- Original poster
- Productions: 2008 Summer Olympics Broadway January 2009

= Soul of Shaolin =

2009 theatrical event

Soul of Shaolin was a theatrical event presented on Broadway by Nederlander Worldwide Entertainment to coincide with the celebration of the Lunar New Year in January 2009. The first production from the People’s Republic of China ever to appear on Broadway, its story is told through a display of Chinese martial arts, particularly Shaolin Kung Fu, handed down through generations in the Shaolin Monastery, a Chán Buddhist temple at Song Shan near Dengfeng in China.

==Plot==
The primary focus is on Hui Guang, who as an infant was separated from his mother when she hid him, together with a broken piece of jade identifying his origin, during a period of civil conflict. Discovered by Na Luo, the baby is brought to the temple and raised by the monks who live there. His education includes instruction in the ways of Shaolin Kung Fu and the daily practice of Kung Fu skills. In later years, Hui Guang encounters his mother, now begging on the streets to support herself, being molested by a gang of men. In the ensuing struggle to rescue her, he drops the piece of jade, which she recognizes and pockets. Hoping to find her son, she sneaks into the forest on the temple grounds, where she is captured by Hui Guang. Following an interrogation, it becomes clear who she is. Her request to take her son with her is denied by the abbot, who declares if Hui Gang wants to leave the temple, he must fight his way out, according to the rules require. He does so, and mother and son finally are reunited.

==Production==
Soul of Shaolin originally was presented at the 2008 Summer Olympics as part of the Beijing arts festival. Following three previews, the Broadway production officially opened at the Marquis Theatre on January 15, 2009, and ran for 21 performances and ended on the 31st. Featuring the Shaolin Temple Wushu Martial Artists, it was directed and choreographed by Liu Tongbiao and starred Yu Fei as Hui Guang as a young man, Zhang Zhigang as Na Luo, Wang Yazhi as Hui Guang's mother, and Bai Guojun as the abbot. The Broadway production has been nominated for the Tony Award for Best Special Theatrical Event and the Drama Desk Award for Unique Theatrical Experience.

==Critical reception==
Charles Isherwood of The New York Times observed, "The three performers who play the main character, Hui Guang, impress with their contortionist feats and physical prowess . . . The splashy all-monks-on-deck numbers combine the pop of a Broadway dance routine with the testosteroney thrill of Hong Kong action movies. But Soul of Shaolin ultimately seems a pretty cheap enterprise. The sets are mostly painted flats, and the music . . . is recorded. Much of it is schlocky; for long stretches it sounds as if someone loaded up the world’s most bombastic movie soundtracks on an iPod and then pressed the shuffle button. The passages of more relaxed indigenous music come as a big relief. Unfortunately for the makers of Soul of Shaolin . . . the innumerable Cirque du Soleil shows have set a far higher standard in terms of stagecraft . . . I seriously doubt Soul of Shaolin represents the best of Chinese culture."

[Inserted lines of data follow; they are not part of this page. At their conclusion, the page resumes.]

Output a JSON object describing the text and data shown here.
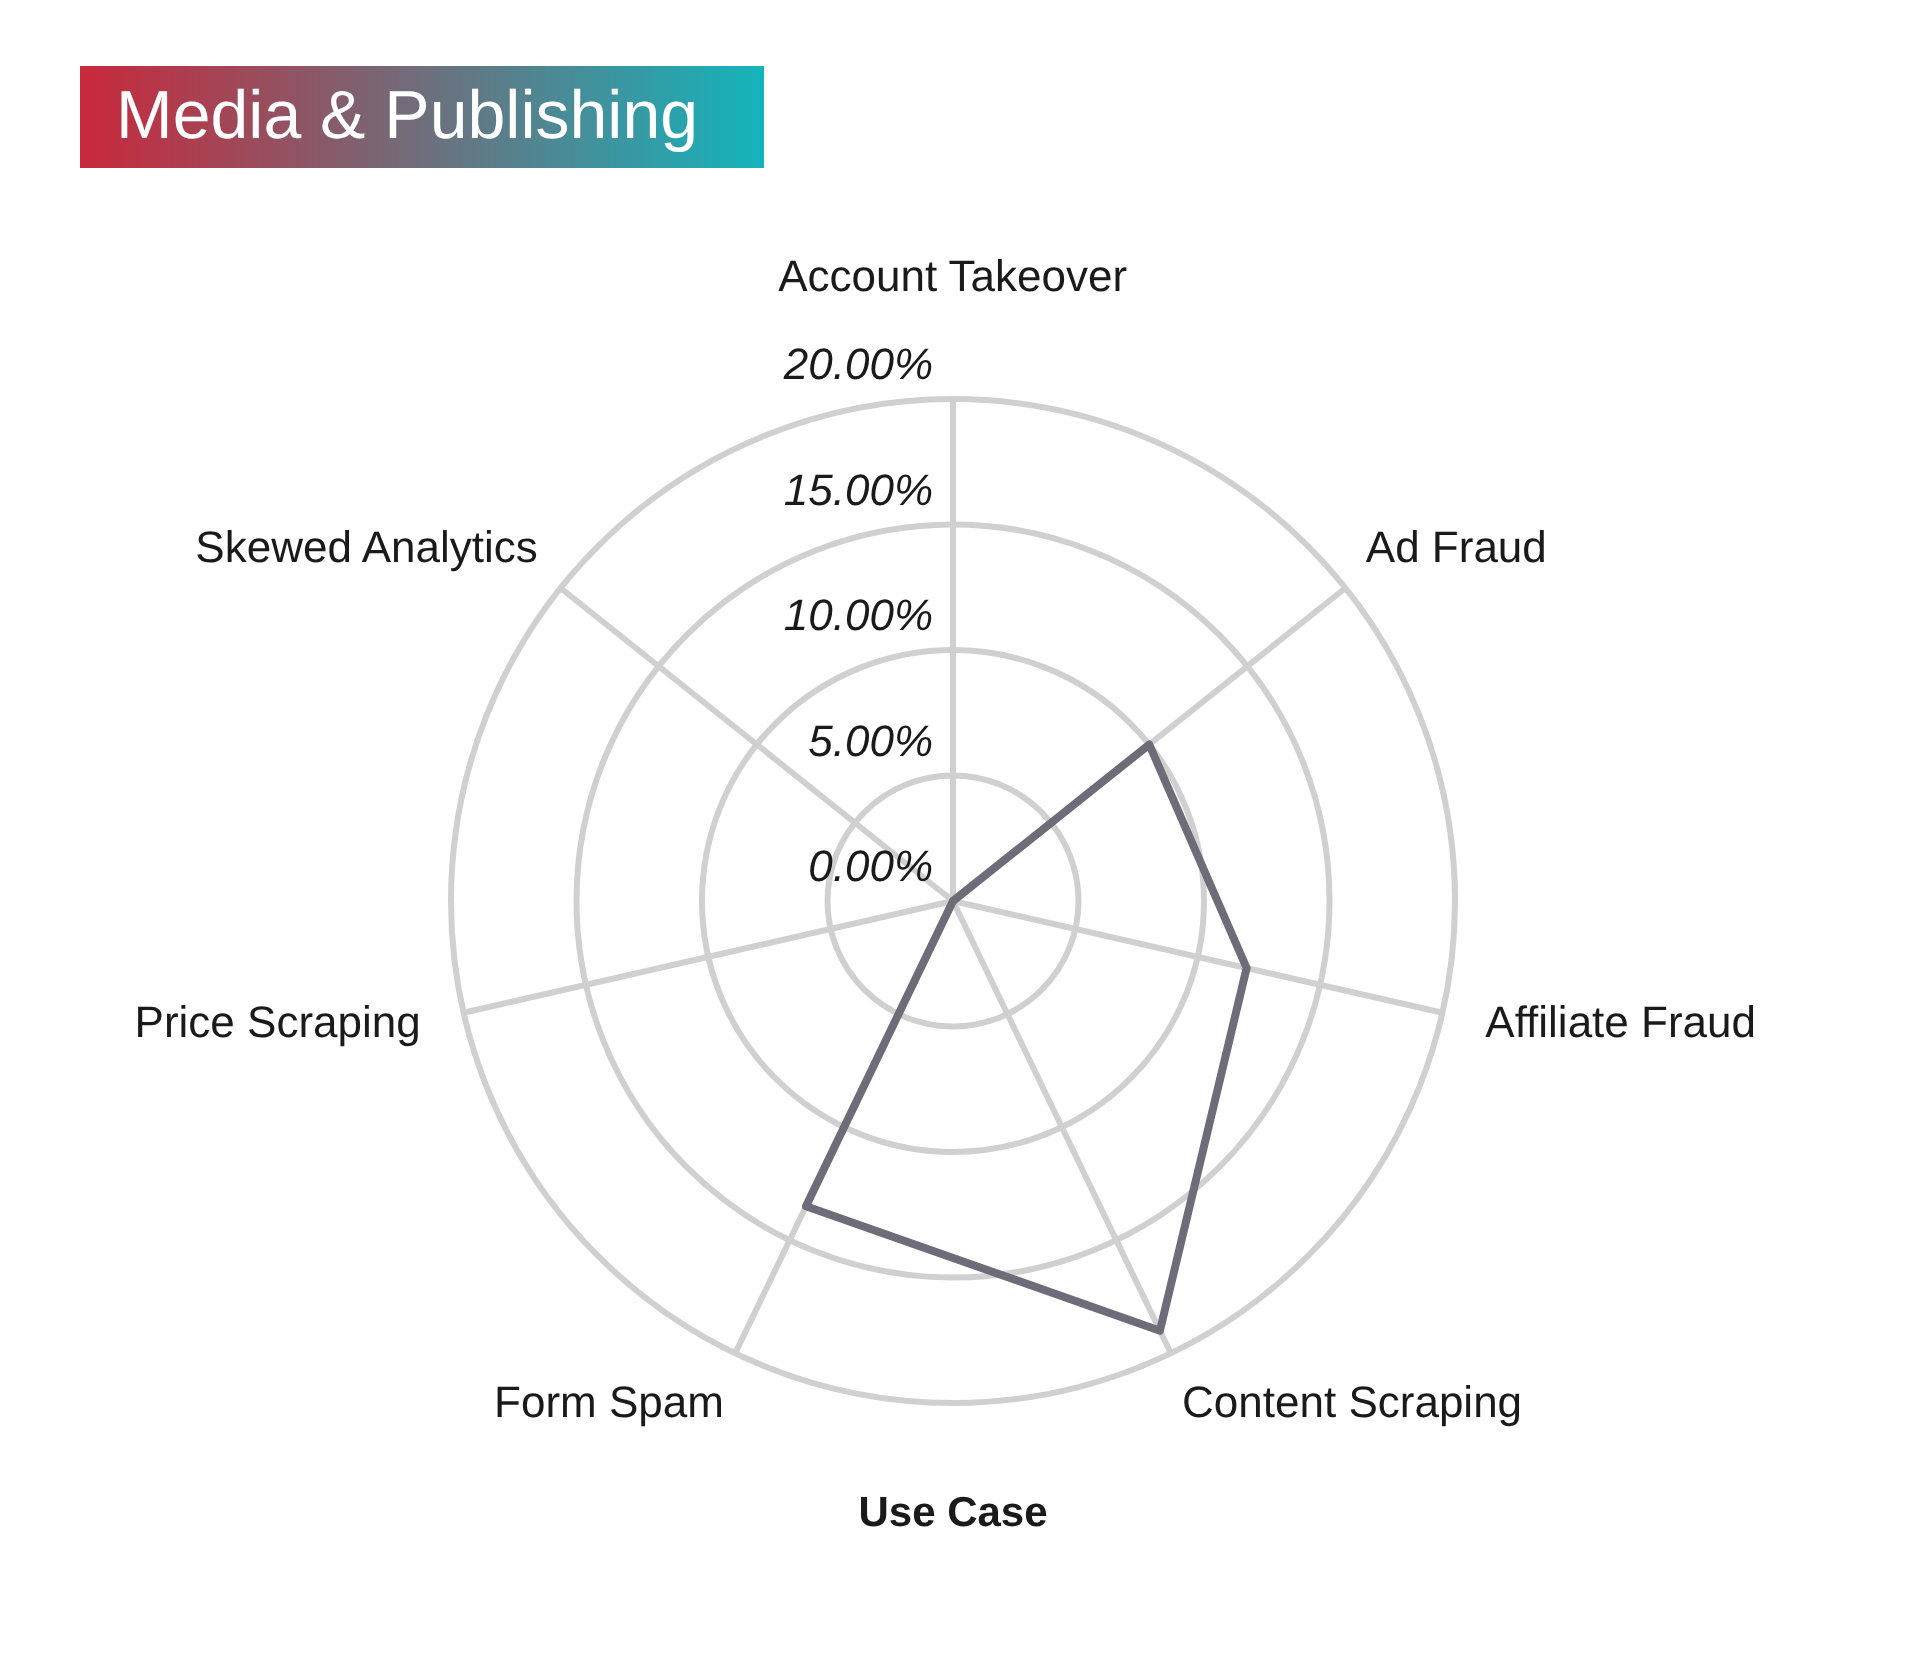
{
  "chart_data": {
    "type": "radar",
    "title": "Media & Publishing",
    "xlabel": "Use Case",
    "categories": [
      "Account Takeover",
      "Ad Fraud",
      "Affiliate Fraud",
      "Content Scraping",
      "Form Spam",
      "Price Scraping",
      "Skewed Analytics"
    ],
    "series": [
      {
        "color": "#6e6c79",
        "values": [
          0,
          10,
          12,
          19,
          13.5,
          0,
          0
        ]
      }
    ],
    "ylim": [
      0,
      20
    ],
    "yticks": [
      {
        "value": 0,
        "label": "0.00%"
      },
      {
        "value": 5,
        "label": "5.00%"
      },
      {
        "value": 10,
        "label": "10.00%"
      },
      {
        "value": 15,
        "label": "15.00%"
      },
      {
        "value": 20,
        "label": "20.00%"
      }
    ],
    "grid": true
  }
}
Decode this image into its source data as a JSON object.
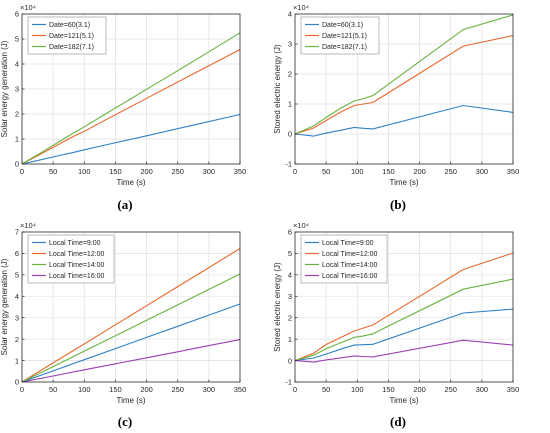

Sam Thielman of Variety called the production "a rushed, expertly trained assault that leaves you slightly confused afterward" and "a little weak on storytelling and variety." He added, "In the rare instances when the show communicates with utter clarity, it succeeds by speaking a universal language of one-upmanship and pratfalls . . . At the end of the day, however, you can get more precision from The Rockettes and you can get smarter Chinese action-comedy from a Stephen Chow movie. Soul of Shaolin isn't a failure, exactly, but it doesn't hit its target often enough to be a success, either."

Joe Dziemianowicz of the New York Daily News rated it two out of five stars and commented, "To borrow from A Chorus Line, Shaolin rates as follows - Martial arts: 10. Magic: 3 . . . Some kung-fu moves will make your head spin. When these performers launch into the air and whirl nearly horizontal to the ground, it's no Crouching Tiger, Hidden Dragon special effect. Unfortunately, cheesy sets and choppy staging choices undermine the highs. Lights and piped-in music don't seamlessly fade and bridge scenes. They slam off, like someone hitting the brakes to avoid a car crash. If you love martial arts and think Kill Bill is high art, you might not mind."

Frank Scheck of the New York Post gave the production three out of four stars and commented, "The impressive performers . . . provide a dazzling display of their skills, many involving staffs and sabers, but mostly their masterful control of their own bodies. The athleticism on display is truly amazing . . . Director Liu Tongbiao has choreographed the proceedings with a precision that would put the Rockettes to shame. It all culminates in a final raucous battle, and the most athletic curtain calls probably ever seen on a Broadway stage."

Michael Kuchwara of the Associated Press called it "a striking mixture of sentiment and strength" and commented, "It is the demanding physicality in the show that counts. That movement celebrates an intense kind of discipline that borders on the spiritual and proves to be surprisingly sturdy Broadway entertainment."